Zudem empfiehlt die Kommission die Schaffung einer öffentlichen Verkehrsinfrastrukturgesellschaft für Bundesfernstraßen, die nicht nur kostengünstiger agieren kann, sondern durch ihre Autonomie sicherstellt, dass Bundesfernstraßen in Zukunft den Anforderungen gerecht werden. Diese Verkehrsinfrastrukturgesellschaft sollte direkt alle Mauteinnahmen und einen Teil der Mineralölsteuer erhalten, um so zu vermeiden, dass diese Einnahmen für andere Zwecke verwendet werden und die Infrastruktur weiter an Wert verliert. Ferner sollte diese Gesellschaft mehrheitlich in öffentlicher Hand aber auch privatrechtlich organisiert sein, damit sie sich selbstständig über den Kapitalmarkt finanzieren kann, um in Jahren eines hohen Investitionsbedarfs diesen decken zu können. Die Maut und Mineralölsteuer reichen aus, damit sich diese Gesellschaft langfristig aus diesen Einnahmen finanzieren kann. Ob die Gesellschaft mit einer staatlichen Garantie ausgestattet ist, ist zweitrangig. Ziel ist es ausdrücklich nicht, einen Schattenhaushalt zu schaffen, um die Schuldenbremse zu vermeiden. Einiges spricht sogar dafür, eine solche Gesellschaft nicht unabhängig vom Bundeshaushalt zu führen.

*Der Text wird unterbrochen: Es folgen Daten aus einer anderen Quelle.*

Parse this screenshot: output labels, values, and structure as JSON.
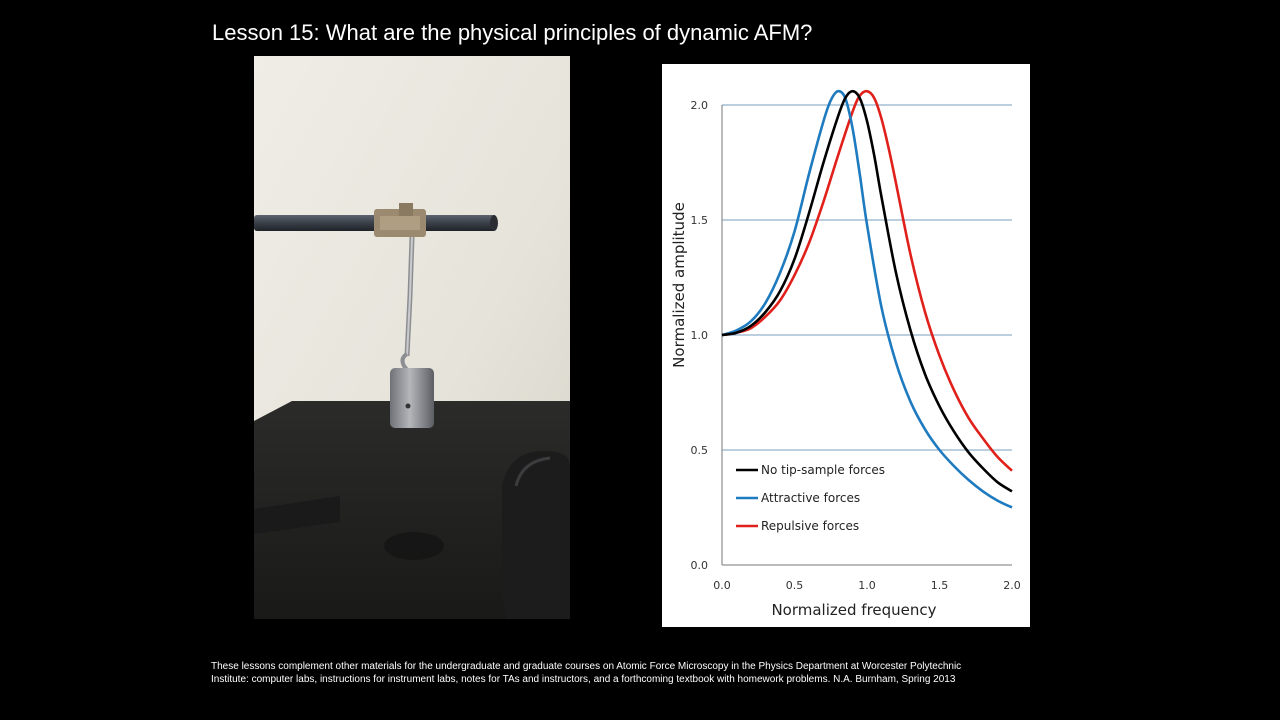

Bei den öffentlichen Haushalten leiden vor allem viele Kommunen unter einem chronischen Investitionsnotstand. Die Kreditanstalt für Wiederaufbau schätzt den kommunalen Investitionsrückstand auf 118 Mrd. Euro. Die Expertenkommission empfiehlt einen „nationalen Investitionspakt für Kommunen“, der mit 15 Mrd. Euro in den kommenden drei Jahren zumindest den weiteren Substanzverfall stoppen soll. Zudem benötigen Kommunen Kapazitäten, um Infrastrukturprojekte planen zu können. Die Kommission schlägt daher die Schaffung einer „Infrastrukturgesellschaft für Kommunen“ vor, die bei Wirtschaftlichkeitsuntersuchungen, Auswahl von Beschaffungsoptionen und dem Planungsprozess den Kommunen beratend zur Seite stehen soll. Umfragen bei Kommunen zeigen, dass vor allem schwächere und kleinere Kommunen häufig noch nicht einmal Wirtschaftlichkeitsuntersuchungen durchführen können, um Investitionsprojekte systematisch zu evaluieren und zu planen.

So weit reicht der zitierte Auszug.